Kindesmissbrauch

Zehn Jahre Haft für Sexualtstraftäter Uwe K.

Der vorbestrafte Kinderschänder Uwe K. kommt erneut ins Gefängnis - und anschließend in Sicherheitsverwahrung. Er gilt als gefährlich.

Der einschlägig vorbestrafte Sexualtäter Uwe K. muss wegen Vergewaltigung und sexuellen Kindesmissbrauchs zehn Jahre in Haft. Wegen seiner Gefährlichkeit für die Allgemeinheit verfügte das Berliner Landgericht mit seinem Urteil am Montag außerdem die Sicherungsverwahrung.

Uwe K. sei unbeeindruckt von einer massiven Vorstrafe gewesen. Er sei schnell rückfällig geworden und habe schwerste Straftaten während der Führungsaufsicht begangen, begründete Richter Uwe Nötzel die Sicherungsverwahrung.

Nach Überzeugung des Gerichts hat der 46-Jährige nach seiner Entlassung nach elf Jahren Gefängnis in seiner Wohnung in Berlin-Spandau zwei Mädchen im Alter von zehn und elf Jahren vergewaltigt und missbraucht. Eine 18-Jährige sei sexuell genötigt worden.

Der 46- jährige Brandenburger bestritt die Taten. Das Gericht hatte jedoch keine Zweifel an der Glaubwürdigkeit der Zeugen. In mehr als zwanzig Fällen habe Uwe K. verbotenerweise Kontakte zu Mädchen aufgenommen.

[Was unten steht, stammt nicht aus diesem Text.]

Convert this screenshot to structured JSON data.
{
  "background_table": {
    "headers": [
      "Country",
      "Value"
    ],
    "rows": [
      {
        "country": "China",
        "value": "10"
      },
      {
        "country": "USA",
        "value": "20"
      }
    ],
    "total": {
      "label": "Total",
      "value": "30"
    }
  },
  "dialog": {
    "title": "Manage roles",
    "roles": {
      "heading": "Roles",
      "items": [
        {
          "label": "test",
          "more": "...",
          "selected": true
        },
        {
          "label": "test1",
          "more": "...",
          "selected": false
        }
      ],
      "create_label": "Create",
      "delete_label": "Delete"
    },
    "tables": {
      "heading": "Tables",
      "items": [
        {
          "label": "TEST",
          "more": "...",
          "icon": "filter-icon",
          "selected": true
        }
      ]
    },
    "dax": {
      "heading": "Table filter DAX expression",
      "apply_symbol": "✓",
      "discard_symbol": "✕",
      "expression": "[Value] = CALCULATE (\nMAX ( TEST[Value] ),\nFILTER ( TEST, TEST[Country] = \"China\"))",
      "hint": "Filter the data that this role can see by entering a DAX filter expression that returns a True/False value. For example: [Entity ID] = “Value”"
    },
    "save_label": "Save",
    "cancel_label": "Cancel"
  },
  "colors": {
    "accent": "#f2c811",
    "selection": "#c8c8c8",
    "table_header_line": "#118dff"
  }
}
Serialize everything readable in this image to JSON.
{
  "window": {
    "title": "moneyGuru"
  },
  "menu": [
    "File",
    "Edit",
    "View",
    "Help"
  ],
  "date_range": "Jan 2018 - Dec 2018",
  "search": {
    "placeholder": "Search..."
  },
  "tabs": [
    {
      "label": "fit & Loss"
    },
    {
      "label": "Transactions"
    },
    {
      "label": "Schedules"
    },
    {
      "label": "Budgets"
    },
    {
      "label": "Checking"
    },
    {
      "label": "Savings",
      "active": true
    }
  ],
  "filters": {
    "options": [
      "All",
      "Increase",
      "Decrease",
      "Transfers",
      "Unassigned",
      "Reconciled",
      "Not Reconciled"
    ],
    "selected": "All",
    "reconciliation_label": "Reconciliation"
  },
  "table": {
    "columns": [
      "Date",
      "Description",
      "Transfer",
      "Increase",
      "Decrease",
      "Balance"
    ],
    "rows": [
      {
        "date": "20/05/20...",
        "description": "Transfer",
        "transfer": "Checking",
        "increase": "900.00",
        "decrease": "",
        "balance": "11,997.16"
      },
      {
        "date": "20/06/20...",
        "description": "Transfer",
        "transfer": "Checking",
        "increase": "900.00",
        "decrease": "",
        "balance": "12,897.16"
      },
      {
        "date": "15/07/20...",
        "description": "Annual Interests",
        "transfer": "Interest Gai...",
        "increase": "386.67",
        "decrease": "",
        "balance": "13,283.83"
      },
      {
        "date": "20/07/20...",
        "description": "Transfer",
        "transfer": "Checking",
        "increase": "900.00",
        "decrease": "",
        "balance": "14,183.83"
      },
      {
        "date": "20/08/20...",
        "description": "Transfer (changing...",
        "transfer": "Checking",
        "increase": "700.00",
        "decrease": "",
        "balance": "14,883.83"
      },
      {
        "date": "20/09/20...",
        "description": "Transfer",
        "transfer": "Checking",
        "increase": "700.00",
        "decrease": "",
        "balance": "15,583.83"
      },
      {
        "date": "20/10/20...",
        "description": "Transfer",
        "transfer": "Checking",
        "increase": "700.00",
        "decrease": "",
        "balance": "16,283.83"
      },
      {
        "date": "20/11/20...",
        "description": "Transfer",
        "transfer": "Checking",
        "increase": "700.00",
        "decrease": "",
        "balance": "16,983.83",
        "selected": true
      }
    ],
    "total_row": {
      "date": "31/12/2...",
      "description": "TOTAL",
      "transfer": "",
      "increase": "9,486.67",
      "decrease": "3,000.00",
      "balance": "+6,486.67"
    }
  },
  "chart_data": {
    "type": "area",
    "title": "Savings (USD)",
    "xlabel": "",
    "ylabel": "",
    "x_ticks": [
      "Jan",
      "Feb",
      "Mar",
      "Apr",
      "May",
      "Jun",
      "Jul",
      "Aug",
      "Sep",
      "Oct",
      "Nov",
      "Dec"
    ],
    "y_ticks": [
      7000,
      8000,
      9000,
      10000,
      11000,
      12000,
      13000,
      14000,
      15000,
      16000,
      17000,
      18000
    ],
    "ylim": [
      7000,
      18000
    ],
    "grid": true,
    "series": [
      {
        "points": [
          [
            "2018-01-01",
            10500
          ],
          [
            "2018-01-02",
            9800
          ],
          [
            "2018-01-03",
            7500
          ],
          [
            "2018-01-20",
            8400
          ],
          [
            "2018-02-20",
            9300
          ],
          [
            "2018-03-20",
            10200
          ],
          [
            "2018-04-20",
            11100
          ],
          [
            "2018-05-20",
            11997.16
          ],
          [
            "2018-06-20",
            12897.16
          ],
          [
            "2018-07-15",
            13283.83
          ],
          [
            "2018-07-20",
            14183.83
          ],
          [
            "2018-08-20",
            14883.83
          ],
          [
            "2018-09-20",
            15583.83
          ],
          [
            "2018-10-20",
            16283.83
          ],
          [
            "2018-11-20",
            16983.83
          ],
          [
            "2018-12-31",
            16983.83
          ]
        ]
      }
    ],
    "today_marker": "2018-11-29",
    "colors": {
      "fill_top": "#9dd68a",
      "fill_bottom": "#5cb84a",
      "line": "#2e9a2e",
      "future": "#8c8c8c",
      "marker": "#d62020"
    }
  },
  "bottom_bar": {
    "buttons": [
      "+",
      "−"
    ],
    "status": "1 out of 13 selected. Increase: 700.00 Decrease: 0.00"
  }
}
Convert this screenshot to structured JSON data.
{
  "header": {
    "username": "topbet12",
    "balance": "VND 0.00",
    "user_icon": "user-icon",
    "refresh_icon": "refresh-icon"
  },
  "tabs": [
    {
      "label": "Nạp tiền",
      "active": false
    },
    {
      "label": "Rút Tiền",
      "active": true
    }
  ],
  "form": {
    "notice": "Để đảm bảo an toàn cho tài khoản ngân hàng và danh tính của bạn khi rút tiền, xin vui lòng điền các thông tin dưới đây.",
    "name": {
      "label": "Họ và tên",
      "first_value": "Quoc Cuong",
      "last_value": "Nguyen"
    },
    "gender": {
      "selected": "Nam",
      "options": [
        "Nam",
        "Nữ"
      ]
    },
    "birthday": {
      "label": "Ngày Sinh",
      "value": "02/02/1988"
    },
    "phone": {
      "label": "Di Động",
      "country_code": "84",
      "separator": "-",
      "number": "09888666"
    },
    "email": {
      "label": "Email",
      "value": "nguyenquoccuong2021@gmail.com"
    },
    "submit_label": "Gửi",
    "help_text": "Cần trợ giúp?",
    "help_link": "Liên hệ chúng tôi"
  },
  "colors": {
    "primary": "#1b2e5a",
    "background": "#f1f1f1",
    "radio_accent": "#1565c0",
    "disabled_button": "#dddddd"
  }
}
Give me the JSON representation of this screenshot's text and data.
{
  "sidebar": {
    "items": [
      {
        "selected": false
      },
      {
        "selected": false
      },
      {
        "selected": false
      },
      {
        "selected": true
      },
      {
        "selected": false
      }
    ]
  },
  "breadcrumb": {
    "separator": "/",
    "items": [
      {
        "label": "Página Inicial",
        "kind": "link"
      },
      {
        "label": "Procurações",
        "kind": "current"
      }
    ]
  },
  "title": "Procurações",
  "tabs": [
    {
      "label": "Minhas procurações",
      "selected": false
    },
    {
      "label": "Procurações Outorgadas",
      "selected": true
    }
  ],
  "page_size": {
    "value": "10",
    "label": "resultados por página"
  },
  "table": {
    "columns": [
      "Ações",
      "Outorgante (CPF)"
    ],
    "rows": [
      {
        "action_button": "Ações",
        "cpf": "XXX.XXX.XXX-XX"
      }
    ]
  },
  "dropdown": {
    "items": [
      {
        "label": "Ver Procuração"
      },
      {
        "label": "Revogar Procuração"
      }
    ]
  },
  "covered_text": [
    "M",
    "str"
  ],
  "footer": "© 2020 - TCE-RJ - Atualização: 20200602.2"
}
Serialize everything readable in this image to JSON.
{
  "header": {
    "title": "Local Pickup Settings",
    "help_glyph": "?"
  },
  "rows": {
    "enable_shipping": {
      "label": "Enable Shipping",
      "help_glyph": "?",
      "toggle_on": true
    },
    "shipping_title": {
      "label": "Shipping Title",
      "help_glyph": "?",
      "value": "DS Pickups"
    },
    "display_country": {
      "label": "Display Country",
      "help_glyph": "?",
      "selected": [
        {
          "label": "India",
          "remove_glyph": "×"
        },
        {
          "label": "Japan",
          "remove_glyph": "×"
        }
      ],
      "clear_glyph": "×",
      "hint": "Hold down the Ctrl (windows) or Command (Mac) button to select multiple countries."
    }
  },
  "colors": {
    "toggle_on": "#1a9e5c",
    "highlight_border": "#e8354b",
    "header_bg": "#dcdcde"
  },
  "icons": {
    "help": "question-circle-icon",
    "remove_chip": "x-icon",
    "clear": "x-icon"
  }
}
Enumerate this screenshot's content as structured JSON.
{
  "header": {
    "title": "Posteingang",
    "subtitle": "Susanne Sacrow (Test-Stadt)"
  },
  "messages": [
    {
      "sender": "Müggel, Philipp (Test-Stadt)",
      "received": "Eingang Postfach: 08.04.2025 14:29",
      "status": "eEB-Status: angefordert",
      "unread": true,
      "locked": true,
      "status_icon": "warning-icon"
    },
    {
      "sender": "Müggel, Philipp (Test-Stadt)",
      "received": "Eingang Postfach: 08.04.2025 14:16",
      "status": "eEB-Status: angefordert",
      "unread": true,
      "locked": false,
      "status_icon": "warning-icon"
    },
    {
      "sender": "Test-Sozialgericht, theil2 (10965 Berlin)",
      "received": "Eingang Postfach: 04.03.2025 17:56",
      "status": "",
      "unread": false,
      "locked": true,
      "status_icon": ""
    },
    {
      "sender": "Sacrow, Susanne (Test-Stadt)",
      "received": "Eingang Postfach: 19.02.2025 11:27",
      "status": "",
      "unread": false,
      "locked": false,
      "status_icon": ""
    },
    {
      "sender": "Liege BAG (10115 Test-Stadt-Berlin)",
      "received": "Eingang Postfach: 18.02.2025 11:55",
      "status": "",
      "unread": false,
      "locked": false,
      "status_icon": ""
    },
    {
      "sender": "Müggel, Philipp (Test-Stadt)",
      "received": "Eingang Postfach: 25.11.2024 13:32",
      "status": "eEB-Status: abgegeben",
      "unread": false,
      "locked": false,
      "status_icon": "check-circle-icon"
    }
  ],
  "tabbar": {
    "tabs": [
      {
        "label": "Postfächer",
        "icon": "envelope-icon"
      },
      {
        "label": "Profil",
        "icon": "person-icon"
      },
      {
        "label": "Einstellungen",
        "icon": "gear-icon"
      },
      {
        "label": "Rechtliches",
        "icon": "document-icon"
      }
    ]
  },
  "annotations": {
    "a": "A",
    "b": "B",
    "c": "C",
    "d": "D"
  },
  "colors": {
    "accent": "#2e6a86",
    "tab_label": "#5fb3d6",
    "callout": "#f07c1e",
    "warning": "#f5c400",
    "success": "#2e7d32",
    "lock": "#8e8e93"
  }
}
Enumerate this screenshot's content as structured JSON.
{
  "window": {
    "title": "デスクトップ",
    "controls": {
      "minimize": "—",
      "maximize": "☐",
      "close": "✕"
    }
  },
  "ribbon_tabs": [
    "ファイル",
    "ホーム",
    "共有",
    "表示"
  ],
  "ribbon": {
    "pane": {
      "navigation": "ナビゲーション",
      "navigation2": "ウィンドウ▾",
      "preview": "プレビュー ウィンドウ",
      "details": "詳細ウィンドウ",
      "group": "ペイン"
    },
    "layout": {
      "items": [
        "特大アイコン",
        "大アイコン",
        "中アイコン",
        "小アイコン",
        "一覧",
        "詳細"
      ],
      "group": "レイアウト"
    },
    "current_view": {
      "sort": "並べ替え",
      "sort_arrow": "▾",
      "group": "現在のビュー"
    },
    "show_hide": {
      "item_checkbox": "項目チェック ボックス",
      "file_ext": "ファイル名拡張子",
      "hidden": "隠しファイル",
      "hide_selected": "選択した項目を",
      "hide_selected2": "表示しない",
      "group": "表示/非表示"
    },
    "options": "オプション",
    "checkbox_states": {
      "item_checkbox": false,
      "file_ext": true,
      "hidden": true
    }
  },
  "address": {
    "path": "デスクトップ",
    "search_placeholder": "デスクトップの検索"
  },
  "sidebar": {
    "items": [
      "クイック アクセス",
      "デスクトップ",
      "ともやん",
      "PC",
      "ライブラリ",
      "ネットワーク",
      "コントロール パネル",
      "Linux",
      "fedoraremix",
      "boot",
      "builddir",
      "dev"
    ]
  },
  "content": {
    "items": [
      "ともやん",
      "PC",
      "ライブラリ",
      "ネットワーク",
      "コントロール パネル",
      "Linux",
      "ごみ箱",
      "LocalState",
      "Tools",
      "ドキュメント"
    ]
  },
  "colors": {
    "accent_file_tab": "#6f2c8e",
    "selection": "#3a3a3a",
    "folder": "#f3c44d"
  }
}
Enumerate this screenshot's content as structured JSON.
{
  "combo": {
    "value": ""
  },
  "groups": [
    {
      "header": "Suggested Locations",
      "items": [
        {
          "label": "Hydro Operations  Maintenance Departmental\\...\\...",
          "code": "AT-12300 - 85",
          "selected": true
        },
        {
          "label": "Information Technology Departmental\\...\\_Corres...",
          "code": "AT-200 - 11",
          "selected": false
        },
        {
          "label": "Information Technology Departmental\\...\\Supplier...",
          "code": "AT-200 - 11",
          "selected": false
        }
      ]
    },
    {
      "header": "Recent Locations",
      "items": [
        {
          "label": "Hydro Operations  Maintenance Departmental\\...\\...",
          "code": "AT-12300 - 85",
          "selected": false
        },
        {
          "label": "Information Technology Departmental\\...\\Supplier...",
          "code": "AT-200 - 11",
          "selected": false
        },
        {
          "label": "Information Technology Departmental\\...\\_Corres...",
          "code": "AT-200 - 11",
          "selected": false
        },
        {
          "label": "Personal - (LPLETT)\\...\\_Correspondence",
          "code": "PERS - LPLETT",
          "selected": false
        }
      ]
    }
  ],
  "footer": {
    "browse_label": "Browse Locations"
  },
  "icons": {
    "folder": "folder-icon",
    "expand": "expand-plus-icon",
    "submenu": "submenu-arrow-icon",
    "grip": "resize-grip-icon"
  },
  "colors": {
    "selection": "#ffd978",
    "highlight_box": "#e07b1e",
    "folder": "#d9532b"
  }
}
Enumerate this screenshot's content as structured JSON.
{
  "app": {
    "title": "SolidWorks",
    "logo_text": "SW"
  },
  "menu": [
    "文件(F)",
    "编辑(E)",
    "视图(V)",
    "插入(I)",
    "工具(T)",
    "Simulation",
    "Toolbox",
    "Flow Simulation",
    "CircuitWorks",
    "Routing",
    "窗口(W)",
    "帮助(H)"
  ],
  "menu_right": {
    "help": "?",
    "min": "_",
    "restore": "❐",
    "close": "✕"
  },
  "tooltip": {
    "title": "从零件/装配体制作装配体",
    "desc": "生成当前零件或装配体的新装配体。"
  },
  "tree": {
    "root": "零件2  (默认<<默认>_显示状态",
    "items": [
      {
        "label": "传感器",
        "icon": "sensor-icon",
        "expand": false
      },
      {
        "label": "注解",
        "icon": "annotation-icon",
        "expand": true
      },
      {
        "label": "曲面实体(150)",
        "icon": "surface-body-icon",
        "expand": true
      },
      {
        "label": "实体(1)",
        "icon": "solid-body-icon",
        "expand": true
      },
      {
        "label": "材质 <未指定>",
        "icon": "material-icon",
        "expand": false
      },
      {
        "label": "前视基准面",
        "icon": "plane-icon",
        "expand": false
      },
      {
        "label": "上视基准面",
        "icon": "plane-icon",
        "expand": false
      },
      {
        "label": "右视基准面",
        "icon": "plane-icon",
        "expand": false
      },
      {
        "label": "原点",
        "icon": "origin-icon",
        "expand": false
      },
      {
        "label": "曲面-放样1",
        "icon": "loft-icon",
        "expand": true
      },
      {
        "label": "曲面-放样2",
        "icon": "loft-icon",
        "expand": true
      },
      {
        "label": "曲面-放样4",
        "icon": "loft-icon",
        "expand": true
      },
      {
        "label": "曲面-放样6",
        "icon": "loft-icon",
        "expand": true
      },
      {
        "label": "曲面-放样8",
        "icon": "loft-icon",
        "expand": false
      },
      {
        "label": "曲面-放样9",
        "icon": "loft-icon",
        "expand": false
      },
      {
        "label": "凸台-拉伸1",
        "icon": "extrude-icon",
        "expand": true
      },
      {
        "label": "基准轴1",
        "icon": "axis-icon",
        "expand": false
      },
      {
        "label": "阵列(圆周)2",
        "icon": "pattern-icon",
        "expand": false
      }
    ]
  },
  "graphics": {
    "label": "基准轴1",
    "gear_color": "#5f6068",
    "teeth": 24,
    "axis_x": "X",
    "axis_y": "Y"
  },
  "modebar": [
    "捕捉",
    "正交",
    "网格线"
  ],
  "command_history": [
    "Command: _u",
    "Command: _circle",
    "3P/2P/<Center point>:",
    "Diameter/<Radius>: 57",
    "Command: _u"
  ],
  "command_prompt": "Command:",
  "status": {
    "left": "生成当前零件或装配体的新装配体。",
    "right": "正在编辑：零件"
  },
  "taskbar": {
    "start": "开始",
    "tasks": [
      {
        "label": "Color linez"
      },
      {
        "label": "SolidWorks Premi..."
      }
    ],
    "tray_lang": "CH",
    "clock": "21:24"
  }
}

Bis 2007 saß Uwe K. in Brandenburg in Haft, weil er in Falkensee neun Mädchen missbraucht hatte. Wegen einer Gesetzeslücke war bei ihm eine nachträgliche Sicherungsverwahrung nicht möglich, obwohl der zuletzt arbeitslose Mann schon damals als gefährlich galt.

In seinem Urteil ging das Gericht von einer vollen Schuldfähigkeit aus. Uwe K. sei kein Monster, er sei nicht krank. Er sei auch nicht pädophil, sagte Richter Nötzel. Der Angeklagte habe aber die fest verwurzelte Neigung, sich Gelegenheiten für Sexualkontakte mit Mädchen zu schaffen. Er befasse sich mit den Kindern, spiele mit ihnen und bereite damit den Boden, seinen sexuellen Drang auszuleben, hieß es im Urteil.

Für die Überwachung von K. nach seiner Entlassung hatte es nur das Mittel der sogenannten Führungsaufsicht gegeben: Er wurde von einem Bewährungshelfer kontrolliert. Polizisten überwachten ihn über Wochen hinweg rund um die Uhr. Außerdem erließ die Strafvollstreckungskammer Auflagen: Er sollte Schulhöfe und Kinderspielplätze meiden. Am 4. Februar 2009 verbot ihm das Landgericht Potsdam zudem jegliche Kontakte „zu fremden minderjährigen weiblichen Personen“.